Some of my earliest memories are of me sitting in the back of my dad’s old car on our way to get our hair cut listening to oldies radio. A lot of that was the Beatles, CCR, Simon & Garfunkel, Janis Joplin and basically all of the Top 40 stuff from the 60s and early 70s.
As I got older, I just kind of listened to what my friends listened to. I never really considered myself very musical until I picked up a guitar around 20. I had been cut from auditions for the West Virginia University football team, so I started playing guitar in my spare time. That led me to singing and playing bluegrass and traditional country music.
What was it like moving back to West Virginia after living in the Midwest? What did your time away teach you?
I love my home in Morgantown, West Virginia. People have a way-off view from the outside of what we’re all about, what our priorities are and how smart we are. My wife and I found a beautiful place. It’s a lot of work but I love spending my time working on the property and I think it’ll be a great spot to raise a family. I can’t really say that my time living away taught me much. I’ve travelled a lot in my life up to this point. We did meet a fantastic group of friends that we’ll have for a lifetime.
How was it writing this latest album with a new born at home? What impact did that have on your creativity?
You know, I worried about that a good bit leading up to his birth and then once he was born that all figured itself out. I’d sneak away to the notebook while everyone was asleep and get the work done. I enjoyed working on these songs so much and I'll always look back fondly on those early mornings tinkering away while my family was asleep upstairs.
Why is it important for you to keep the traditions surrounding Appalachian music alive?
It’s very important to me that my music sounds like me and where I’m from. I believe it does in many ways. My family comes from the humble beginnings of working the West Virginia land and being taught what really matters in life, from an early age. My father was a coal miner and my mother was a schoolteacher. I grew up hunting, fishing, and playing sports, living a pretty traditional homespun life.
But I want the songs to sound unique. I don’t want to copy what other folks are doing or have done. Someone who is a die-hard traditionalist might think otherwise but that’s ok. They have every right. They can write ’em and sing them however they like, same as I do.

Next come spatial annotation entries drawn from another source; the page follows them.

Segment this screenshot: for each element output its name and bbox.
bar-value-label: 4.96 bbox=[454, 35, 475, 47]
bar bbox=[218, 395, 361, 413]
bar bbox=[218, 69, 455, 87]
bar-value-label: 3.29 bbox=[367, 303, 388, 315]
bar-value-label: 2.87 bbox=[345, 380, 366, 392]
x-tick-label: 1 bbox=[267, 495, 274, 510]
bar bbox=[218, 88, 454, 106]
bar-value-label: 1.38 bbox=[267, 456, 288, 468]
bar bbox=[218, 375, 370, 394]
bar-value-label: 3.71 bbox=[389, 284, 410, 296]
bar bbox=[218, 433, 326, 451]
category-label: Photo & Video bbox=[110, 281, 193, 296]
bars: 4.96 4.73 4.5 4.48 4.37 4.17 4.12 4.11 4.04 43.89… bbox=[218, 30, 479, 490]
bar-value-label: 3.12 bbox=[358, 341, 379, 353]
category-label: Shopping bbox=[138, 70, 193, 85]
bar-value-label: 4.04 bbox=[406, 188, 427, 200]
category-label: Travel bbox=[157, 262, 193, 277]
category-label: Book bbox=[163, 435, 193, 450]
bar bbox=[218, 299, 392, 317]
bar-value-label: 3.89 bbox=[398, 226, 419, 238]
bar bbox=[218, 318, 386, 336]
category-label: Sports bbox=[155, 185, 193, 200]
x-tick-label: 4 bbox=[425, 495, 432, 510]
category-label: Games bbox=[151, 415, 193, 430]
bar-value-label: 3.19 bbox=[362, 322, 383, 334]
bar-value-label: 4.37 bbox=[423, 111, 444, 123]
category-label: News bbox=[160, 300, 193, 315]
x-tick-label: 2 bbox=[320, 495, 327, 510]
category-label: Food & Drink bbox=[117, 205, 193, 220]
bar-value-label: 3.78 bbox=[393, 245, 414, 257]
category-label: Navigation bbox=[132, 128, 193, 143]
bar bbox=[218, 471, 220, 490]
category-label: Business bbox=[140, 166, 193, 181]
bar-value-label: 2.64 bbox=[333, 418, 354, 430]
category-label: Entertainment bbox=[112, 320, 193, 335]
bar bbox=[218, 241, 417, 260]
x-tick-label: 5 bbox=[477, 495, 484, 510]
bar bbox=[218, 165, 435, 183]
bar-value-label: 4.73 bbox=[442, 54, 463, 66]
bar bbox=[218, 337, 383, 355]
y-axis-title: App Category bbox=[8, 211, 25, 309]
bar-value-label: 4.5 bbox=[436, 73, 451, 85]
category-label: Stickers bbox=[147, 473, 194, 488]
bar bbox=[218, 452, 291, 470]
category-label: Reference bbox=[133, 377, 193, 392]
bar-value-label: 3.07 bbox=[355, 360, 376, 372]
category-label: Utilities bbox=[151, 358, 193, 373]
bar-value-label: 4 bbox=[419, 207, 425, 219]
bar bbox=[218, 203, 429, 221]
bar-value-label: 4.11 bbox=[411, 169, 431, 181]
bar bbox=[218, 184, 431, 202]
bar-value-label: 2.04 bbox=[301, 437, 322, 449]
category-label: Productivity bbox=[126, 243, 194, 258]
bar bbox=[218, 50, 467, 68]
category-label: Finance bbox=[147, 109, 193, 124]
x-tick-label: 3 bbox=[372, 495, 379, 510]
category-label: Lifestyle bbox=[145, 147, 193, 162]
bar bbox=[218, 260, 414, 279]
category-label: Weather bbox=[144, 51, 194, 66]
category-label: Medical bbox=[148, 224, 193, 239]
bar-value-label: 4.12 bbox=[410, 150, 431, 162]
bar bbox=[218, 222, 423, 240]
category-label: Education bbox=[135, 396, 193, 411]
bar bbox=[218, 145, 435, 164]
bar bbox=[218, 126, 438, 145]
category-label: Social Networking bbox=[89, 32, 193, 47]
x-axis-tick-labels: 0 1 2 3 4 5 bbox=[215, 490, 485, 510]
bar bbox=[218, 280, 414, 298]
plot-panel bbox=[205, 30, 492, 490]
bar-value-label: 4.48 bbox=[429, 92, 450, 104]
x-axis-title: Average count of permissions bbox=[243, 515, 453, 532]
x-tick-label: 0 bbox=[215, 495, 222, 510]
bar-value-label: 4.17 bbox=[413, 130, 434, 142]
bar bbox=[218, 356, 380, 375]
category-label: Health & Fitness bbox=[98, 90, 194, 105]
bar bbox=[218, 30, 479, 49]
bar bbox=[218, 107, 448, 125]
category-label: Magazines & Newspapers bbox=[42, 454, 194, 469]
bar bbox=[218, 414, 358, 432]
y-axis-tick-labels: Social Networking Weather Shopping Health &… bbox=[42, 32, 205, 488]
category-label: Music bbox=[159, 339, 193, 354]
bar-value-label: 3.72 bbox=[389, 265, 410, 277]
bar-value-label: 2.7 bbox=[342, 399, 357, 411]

What was your favourite song to write on How the Mighty Fall?
It’s really hard to narrow something like that down. The most unexpected song on the album was ‘Cranes of Potter’. I never could have foreseen writing that story and that song until it almost fell into my lap from the world. It's kind of an interesting story with how it came to be...
A few years ago, I was headed to the studio, where I record and rehearse with my band. I think this was for rehearsal for Mountain Stage. I'm driving in Potter township, in Pennsylvania, and I'm just about to get to the higher river when I see this huge skyline and hundreds of cranes to my left, and I've never seen anything like it, it was a profound sight.
So when I got to the studio, I asked my guys what was going on over there by the river. They explained that someone was building this new cracker plant, which is where they break down natural gas and the different compounds to do different things, to make different things. Then they told me this really interesting story about when they were breaking ground for the plant, they found a body. So they called the police out and they processed the scene.
I think everybody might've been under the assumption that they just stumbled upon, maybe, a cold case body, you know? And the thing is, when they dated the bones, turns out the bones were 150 years old. Nobody had any idea, you know, who they belonged to or who it was. So, the next day I started, you know, fantasizing about the story behind that and who those bones belonged to. I came up with the character Claire and that saga of love and tragedy, 'Cranes of Potter'.
Who would be your dream collaboration?
I’d love to write one or sing one with Chris Knight. I believe he’s one of the best to have ever done this and I don’t think he gets the credit he deserves.
You can expect to see me out on the road a decent amount in the middle part of next year putting on one hell of a show!